Il significato dei codici di riciclaggio della plastica

I contenitori in plastica non sono tutti uguali! E i codici di riciclaggio possono aiutarci a capire cosa abbiamo esattamente tra le mani.

I codici di riciclaggio sono dei simboli, triangolari o esagonali, che troviamo su diversi oggetti, accompagnati da un numero o da una sigla. La loro funzione è quella di farci capire di che materiale è composto l’oggetto e darci dunque indicazioni su come riciclarlo correttamente.

Per la plastica, i codici di riciclaggio sono 7, e ci forniscono importanti informazioni su come utilizzare questi materiali. Ad esempio, a seconda del tipo di codice che troviamo sul packaging di plastica, possiamo capire se possiamo riutilizzare il contenitore.

Il numero o la sigla all’interno del codice identifica precisamente il materiale di cui è composto il contenitore di plastica, in base al polimero utilizzato per produrlo.

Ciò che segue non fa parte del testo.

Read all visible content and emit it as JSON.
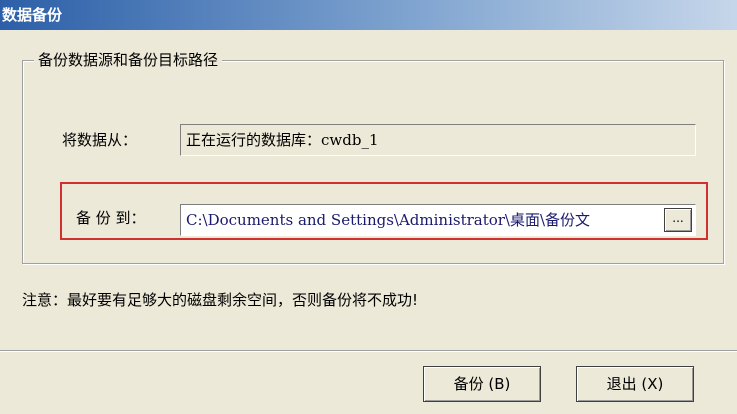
{
  "window": {
    "title": "数据备份"
  },
  "group": {
    "legend": "备份数据源和备份目标路径"
  },
  "source": {
    "label": "将数据从：",
    "value": "正在运行的数据库：cwdb_1"
  },
  "destination": {
    "label": "备 份 到：",
    "value": "C:\\Documents and Settings\\Administrator\\桌面\\备份文",
    "browse_label": "..."
  },
  "note": "注意：最好要有足够大的磁盘剩余空间，否则备份将不成功!",
  "buttons": {
    "backup_label": "备份 (B)",
    "exit_label": "退出 (X)"
  },
  "colors": {
    "title_gradient_start": "#2c5fa8",
    "highlight_border": "#d03030"
  }
}
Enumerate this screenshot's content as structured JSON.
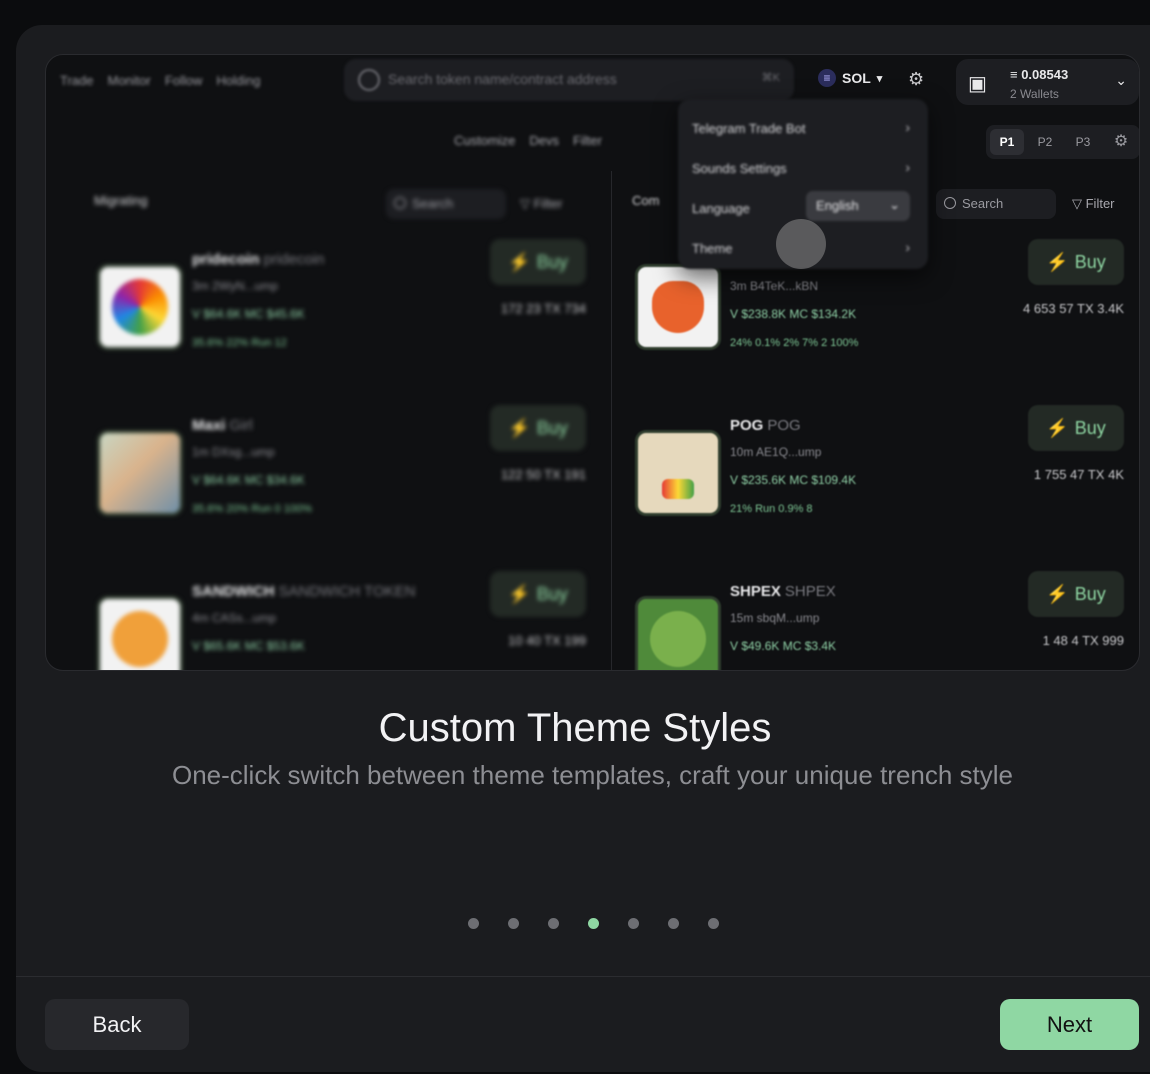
{
  "preview": {
    "nav": [
      "Trade",
      "Monitor",
      "Follow",
      "Holding"
    ],
    "search_placeholder": "Search token name/contract address",
    "search_kbd": "⌘K",
    "chain": "SOL",
    "wallet_balance": "0.08543",
    "wallet_count": "2 Wallets",
    "toolbar": [
      "Customize",
      "Devs",
      "Filter"
    ],
    "pages": [
      "P1",
      "P2",
      "P3"
    ],
    "col_a_title": "Migrating",
    "col_b_title": "Com",
    "search_label": "Search",
    "filter_label": "Filter",
    "buy_label": "Buy",
    "menu": {
      "items": [
        "Telegram Trade Bot",
        "Sounds Settings",
        "Language",
        "Theme"
      ],
      "language_value": "English"
    },
    "tokens_a": [
      {
        "name": "pridecoin",
        "sub": "pridecoin",
        "line1": "3m  2WyN...ump",
        "line2": "V $64.6K  MC $45.6K",
        "stats": "172  23  TX 734",
        "small": "35.6%  22%  Run  12"
      },
      {
        "name": "Maxi",
        "sub": "Girl",
        "line1": "1m  DXsg...ump",
        "line2": "V $64.6K  MC $34.6K",
        "stats": "122  50  TX 191",
        "small": "35.6%  20%  Run  0  100%"
      },
      {
        "name": "SANDWICH",
        "sub": "SANDWICH TOKEN",
        "line1": "4m  CASs...ump",
        "line2": "V $65.6K  MC $53.6K",
        "stats": "10  40  TX 199",
        "small": ""
      }
    ],
    "tokens_b": [
      {
        "name": "",
        "sub": "",
        "line1": "3m  B4TeK...kBN",
        "line2": "V $238.8K  MC $134.2K",
        "stats": "4  653  57  TX 3.4K",
        "small": "24%  0.1%  2%  7%  2  100%"
      },
      {
        "name": "POG",
        "sub": "POG",
        "line1": "10m  AE1Q...ump",
        "line2": "V $235.6K  MC $109.4K",
        "stats": "1  755  47  TX 4K",
        "small": "21%  Run  0.9%  8"
      },
      {
        "name": "SHPEX",
        "sub": "SHPEX",
        "line1": "15m  sbqM...ump",
        "line2": "V $49.6K  MC $3.4K",
        "stats": "1  48  4  TX 999",
        "small": ""
      }
    ]
  },
  "content": {
    "title": "Custom Theme Styles",
    "subtitle": "One-click switch between theme templates, craft your unique trench style"
  },
  "pagination": {
    "total": 7,
    "active_index": 3
  },
  "footer": {
    "back_label": "Back",
    "next_label": "Next"
  },
  "colors": {
    "accent": "#8fd7a3",
    "background": "#1b1c1f"
  }
}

Ecco quali sono i significati dei codici di riciclaggio della plastica.

01 PET

È il codice che si trova più frequentemente sulle bottigliette di plastica. Indica che il materiale è composto da polietilene tereftalato. Può essere indicato con il numero 1 o con la sigla PET.

I contenitori con questo packaging non dovrebbero essere riutilizzati per via del rischio di contaminazioni batteriche: dunque, una volta utilizzati, vanno smaltiti.

Quando buttiamo questi contenitori dobbiamo fare attenzione a scegliere il cestino giusto, poiché la plastica con codice PET non è biodegradabile.

02 PE

Il codice 02, riportato anche come la sigla PE o PEHD, indica i materiali composti da polietilene. Si trova spesso su cartoni del latte e tappi.

Anche questi contenitori sono monouso e, come quelli dal codice PET, vanno smaltiti dopo il loro utilizzo. Insieme ai materiali con codice PET, infatti, quelli con sigla 02 o PE sono tra i più facili da riciclare, nonostante spesso siano sottoposti a processi di downcycling.

03 PVC

Appartengono a questo codice materiali composti in polivinilcloruro, spesso impiegato nell’edilizia.

Secondo un report del Center for Health, Environment and Justice il PVC sarebbe un materiale dannoso per la nostra salute, a causa degli additivi utilizzati durante la sua produzione per renderlo più malleabile.

Inoltre, sembra che il PVC sia problematico anche per quanto riguarda il riciclo: a causa degli additivi tossici che contiene, infatti, nel 1998 l’American Association of Postconsumer Plastics Recyclers ha considerato i prodotti in PVC non completamente riciclabili.

04 PE-LD

Questo codice indica il polietilene a bassa densità. È il materiale utilizzato per costruire scivoli dei parchi giochi, parti dell’hardware di un computer ma anche recipienti e vaschette di uso quotidiano.

A differenza del PVC, questa è ritenuta una plastica sicura in quanto atossica: per questo motivo è utilizzata anche per la realizzazione di guanti monouso e altri oggetti in plastica che nel loro impiego vengono a contatto con del cibo.

05 PP

Questo codice indica gli oggetti composti in polipropilene, come le capsule del caffè. Questa plastica è termoindurente, dunque con il calore non si scioglie: questa proprietà fa sì che riesca a proteggere il cibo dall’umidità.

A differenza della plastica PET, che è considerata una tra le plastiche più facile da riciclare, la plastica con codice PP può essere sottoposta solo a tre processi di riciclo.

06 PS

Il codice 06 o PS indica l’uso del polistirene o polistirolo. Sono fatte di questo materiale le comuni posate usa e getta.

07 O

Il codice 07, anche indicato da una O o dalla parola OTHER, indica genericamente altri tipi di plastica.

Attenzione! Questo codice indica un tipo di plastica non riciclabile: ogni oggetto che riporta questo codice dovrà dunque essere smaltito nell’indifferenziato.